I’m trying to find out and compile info on how big labs (e.g. 40+ people) or small organisations who produce large amounts of NGS data manage the data storage issue. As a small organisation, we produce 10-15 TBs of HTS data every year from large genomics and metagenomics projects. We are often dependent on an external HPC cluster service provider for storing our TBs of data in parallel to doing analysis there, along with a few more Tbs on local server. We have both 'active' and ‘cold’ (not actively used anymore) datasets from our research projects and we try to maintain these datasets for at least 7 years.
Since many of us are dealing with a large bunch of NGS data from projects with TBs in size, I was wondering
- how/where do you guys store your "active" and "cold" HTS data?
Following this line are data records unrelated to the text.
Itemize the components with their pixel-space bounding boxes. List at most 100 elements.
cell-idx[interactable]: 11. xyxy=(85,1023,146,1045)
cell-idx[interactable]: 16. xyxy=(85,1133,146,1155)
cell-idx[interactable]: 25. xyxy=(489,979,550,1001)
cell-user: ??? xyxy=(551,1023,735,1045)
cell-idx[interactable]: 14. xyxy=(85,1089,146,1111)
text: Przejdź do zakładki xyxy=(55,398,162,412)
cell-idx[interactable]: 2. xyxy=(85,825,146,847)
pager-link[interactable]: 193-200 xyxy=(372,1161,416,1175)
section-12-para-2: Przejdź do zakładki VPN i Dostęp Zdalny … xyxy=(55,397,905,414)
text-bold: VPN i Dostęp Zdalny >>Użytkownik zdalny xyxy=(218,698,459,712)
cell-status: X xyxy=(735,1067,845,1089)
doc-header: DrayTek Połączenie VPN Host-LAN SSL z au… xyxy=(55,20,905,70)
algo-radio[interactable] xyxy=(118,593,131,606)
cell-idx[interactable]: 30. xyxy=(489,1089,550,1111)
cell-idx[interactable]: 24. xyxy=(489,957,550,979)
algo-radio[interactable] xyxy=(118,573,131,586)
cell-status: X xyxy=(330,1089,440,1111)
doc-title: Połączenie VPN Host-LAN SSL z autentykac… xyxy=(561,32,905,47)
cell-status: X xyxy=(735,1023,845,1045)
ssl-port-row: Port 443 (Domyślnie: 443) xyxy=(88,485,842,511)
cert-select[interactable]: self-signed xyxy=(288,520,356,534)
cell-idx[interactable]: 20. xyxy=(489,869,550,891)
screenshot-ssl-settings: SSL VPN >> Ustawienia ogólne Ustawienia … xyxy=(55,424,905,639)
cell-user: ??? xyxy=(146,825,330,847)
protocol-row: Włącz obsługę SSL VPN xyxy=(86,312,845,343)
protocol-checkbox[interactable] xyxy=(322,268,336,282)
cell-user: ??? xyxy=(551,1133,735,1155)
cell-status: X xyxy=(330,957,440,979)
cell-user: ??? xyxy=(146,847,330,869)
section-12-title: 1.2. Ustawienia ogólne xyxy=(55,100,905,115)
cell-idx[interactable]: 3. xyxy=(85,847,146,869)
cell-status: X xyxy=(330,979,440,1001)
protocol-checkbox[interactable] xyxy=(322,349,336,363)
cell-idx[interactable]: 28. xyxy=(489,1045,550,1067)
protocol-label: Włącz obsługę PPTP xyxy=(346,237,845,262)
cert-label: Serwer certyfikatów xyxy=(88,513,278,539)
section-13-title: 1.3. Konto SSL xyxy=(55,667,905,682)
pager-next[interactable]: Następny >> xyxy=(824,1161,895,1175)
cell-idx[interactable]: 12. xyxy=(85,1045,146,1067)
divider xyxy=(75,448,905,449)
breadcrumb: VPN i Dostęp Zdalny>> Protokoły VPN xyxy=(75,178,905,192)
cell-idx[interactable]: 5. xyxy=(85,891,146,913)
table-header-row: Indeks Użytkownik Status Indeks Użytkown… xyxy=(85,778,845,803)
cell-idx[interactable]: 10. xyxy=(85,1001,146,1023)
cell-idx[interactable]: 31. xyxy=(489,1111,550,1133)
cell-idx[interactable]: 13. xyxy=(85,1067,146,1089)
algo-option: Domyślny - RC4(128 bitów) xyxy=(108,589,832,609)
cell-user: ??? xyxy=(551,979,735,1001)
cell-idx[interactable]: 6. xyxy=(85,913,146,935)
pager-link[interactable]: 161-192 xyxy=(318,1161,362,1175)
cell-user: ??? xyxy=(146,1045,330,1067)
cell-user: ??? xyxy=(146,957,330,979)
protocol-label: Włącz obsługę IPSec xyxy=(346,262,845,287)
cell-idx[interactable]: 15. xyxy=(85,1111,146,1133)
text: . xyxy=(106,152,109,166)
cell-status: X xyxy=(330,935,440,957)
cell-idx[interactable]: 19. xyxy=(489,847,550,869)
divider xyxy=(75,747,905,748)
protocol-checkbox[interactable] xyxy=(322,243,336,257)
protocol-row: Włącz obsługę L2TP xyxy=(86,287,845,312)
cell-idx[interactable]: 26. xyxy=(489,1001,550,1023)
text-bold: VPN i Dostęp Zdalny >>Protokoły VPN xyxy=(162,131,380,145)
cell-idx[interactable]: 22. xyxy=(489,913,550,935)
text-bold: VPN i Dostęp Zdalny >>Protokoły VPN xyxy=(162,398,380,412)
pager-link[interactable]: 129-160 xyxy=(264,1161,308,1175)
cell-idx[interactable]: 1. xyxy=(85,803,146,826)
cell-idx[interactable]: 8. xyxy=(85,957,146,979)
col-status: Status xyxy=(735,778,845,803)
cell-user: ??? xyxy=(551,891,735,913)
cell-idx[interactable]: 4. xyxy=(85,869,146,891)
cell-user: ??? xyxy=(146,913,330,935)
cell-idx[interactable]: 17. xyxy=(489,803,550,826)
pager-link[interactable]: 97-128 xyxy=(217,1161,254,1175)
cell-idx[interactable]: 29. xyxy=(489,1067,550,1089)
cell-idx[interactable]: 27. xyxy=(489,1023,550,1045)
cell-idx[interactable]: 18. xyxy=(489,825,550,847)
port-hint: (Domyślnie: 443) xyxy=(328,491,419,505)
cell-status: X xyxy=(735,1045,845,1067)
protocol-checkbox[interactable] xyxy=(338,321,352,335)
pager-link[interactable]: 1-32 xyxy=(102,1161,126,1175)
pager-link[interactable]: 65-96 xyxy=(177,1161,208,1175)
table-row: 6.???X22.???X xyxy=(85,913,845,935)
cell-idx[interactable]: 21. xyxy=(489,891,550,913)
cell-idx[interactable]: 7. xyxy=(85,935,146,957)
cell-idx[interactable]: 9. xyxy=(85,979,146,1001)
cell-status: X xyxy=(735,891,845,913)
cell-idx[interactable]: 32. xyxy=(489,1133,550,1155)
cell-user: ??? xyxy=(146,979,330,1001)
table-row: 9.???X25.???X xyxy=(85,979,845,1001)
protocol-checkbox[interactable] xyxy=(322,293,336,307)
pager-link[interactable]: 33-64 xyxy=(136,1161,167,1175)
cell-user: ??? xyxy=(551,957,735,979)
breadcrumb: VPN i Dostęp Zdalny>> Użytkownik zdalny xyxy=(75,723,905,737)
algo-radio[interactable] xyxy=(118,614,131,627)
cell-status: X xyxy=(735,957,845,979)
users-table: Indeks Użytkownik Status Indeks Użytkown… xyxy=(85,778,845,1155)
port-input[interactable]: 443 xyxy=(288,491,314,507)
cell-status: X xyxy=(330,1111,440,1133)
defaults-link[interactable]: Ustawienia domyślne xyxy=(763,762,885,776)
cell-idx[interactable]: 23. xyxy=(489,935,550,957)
Do you have an in-house server with TBs of storage facility or online Cloud (e.g. Amazon) or other options?
- is it cost-effective to use cloud-based servers (e.g. Amazon, ASIA) for "cold" data storage and build a small server locally for working with "active" data to mitigate this issue? Any ideas on the cost involved to build a small cluster/server with Tbs of storage?
I have talked to a few of my colleagues and it sounds like everybody is doing it somehow but looking for better options. Since many of us are struggling with HTS data storage with some backup facility, I was wondering if there are any cost-effective solutions? Many organisations are investing quite a lot on eResearch (i.e. data science) and many of us are already know that genomics-based data storage is really a big issue across organisations for researchers and needs more attention.
We might share our ideas and see if we can follow others’ approaches.